Wewnątrz znajdziemy 24 dzwony. Ktoś dysponuje dobrym słuchem? A gdyby wszystkie dzwony akurat milczały, zawsze możemy wsłuchać się w kuranty zegara, wydzwaniającego moskiewski czas lokalny z Baszty Spasskiej. Tej z czerwoną gwiazdą na szczycie. Tej również. Wiadomo. Ktoś z przeciętnym słuchem lecz dobrym wzrokiem dostrzeże niechybni i tę kroplę czerwieni na wierzchołku Baszty Troickiej. To najwyższa z baszt kremlowskich (lecz niższa niż Dzwonnica Iwana Wielkiego dokładnie o metr), także straszy dziś świat czerwoną, pięcioramienną gwiazdą. Ta, tutaj, od 1935 roku.

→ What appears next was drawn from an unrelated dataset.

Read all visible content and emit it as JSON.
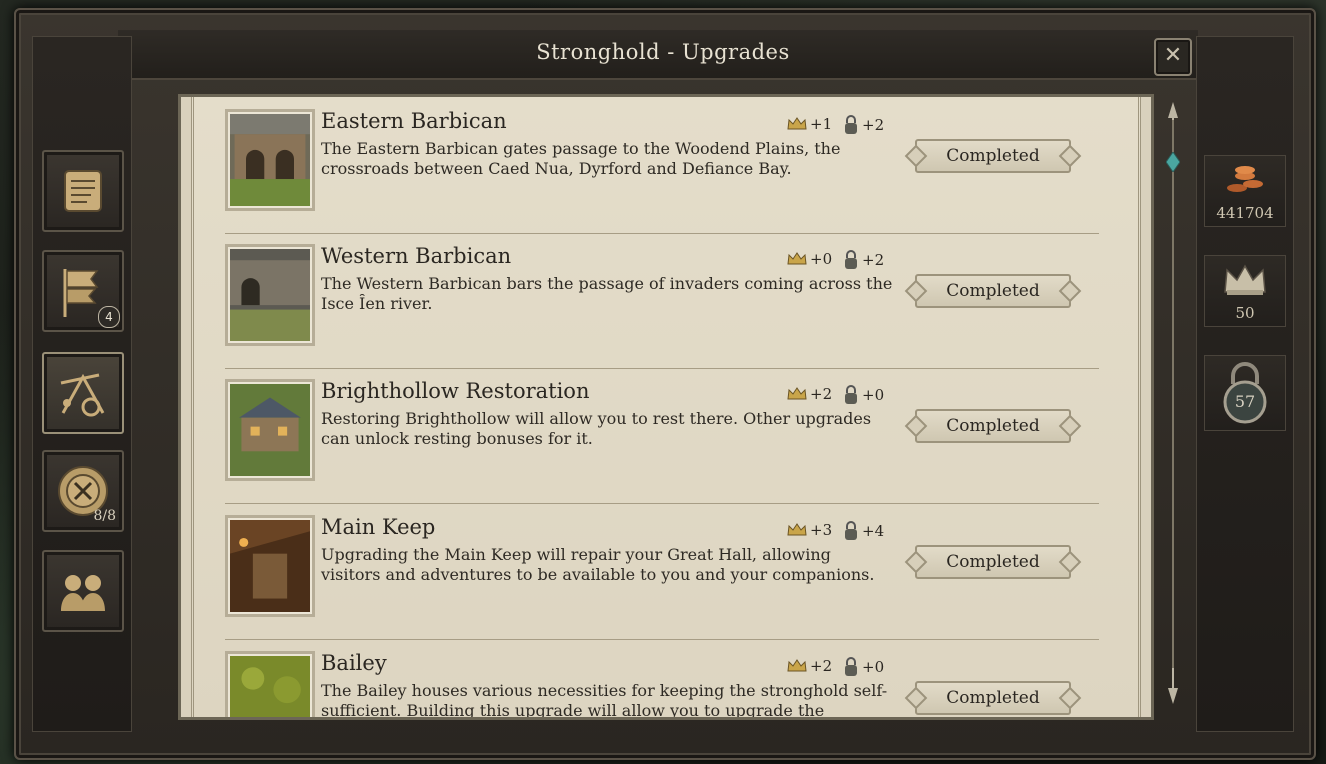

Inna ciekawostka. Krzyż, zdjęty z dzwonnicy w 1812 roku, Napoleon zamierzał umieścić na kopule paryskiego Pałacu Inwalidów. Plan zawiódł. W czasie odwrotu Wielkiej Armii z Moskwy – tu dygresja: mówi się na ogół: “spod Moskwy”, lecz mówiąc tak, mówi się źle i proszę już we własnym zakresie wykoncypować sobie czemu, koniec dygresji – więc w czasie odwrotu Wielkiej Armii z Moskwy, zdobycz ukryto gdzieś pomiędzy Dorohobużem a Smoleńskiem – w pierwszej z tych miejscowości zdobyczny krzyż znajdował się jeszcze w posiadaniu Wielkiej Armii, od tej drugiej przekazy na temat zdobyczy już milczą. Proszę o powiadomienie mnie, esemesem, jeśli ktoś byłby zainteresowanych poszukiwaniami obecnie.
CELNOŚĆ ZAKŁADANA
Pozostałym pozwolę sobie przypomnieć, że za wysadzenie części baszt i murów Kremla w 1812 roku odpowiadał kapitan Franciszek Koss (korpus inżynierów polskich). Nie udało się rozszarpać Kremla do końca, bo zabrakło prochu? Czy okowity? Nie wiadomo. Być może również, byłaby to supozycja niewłaściwa.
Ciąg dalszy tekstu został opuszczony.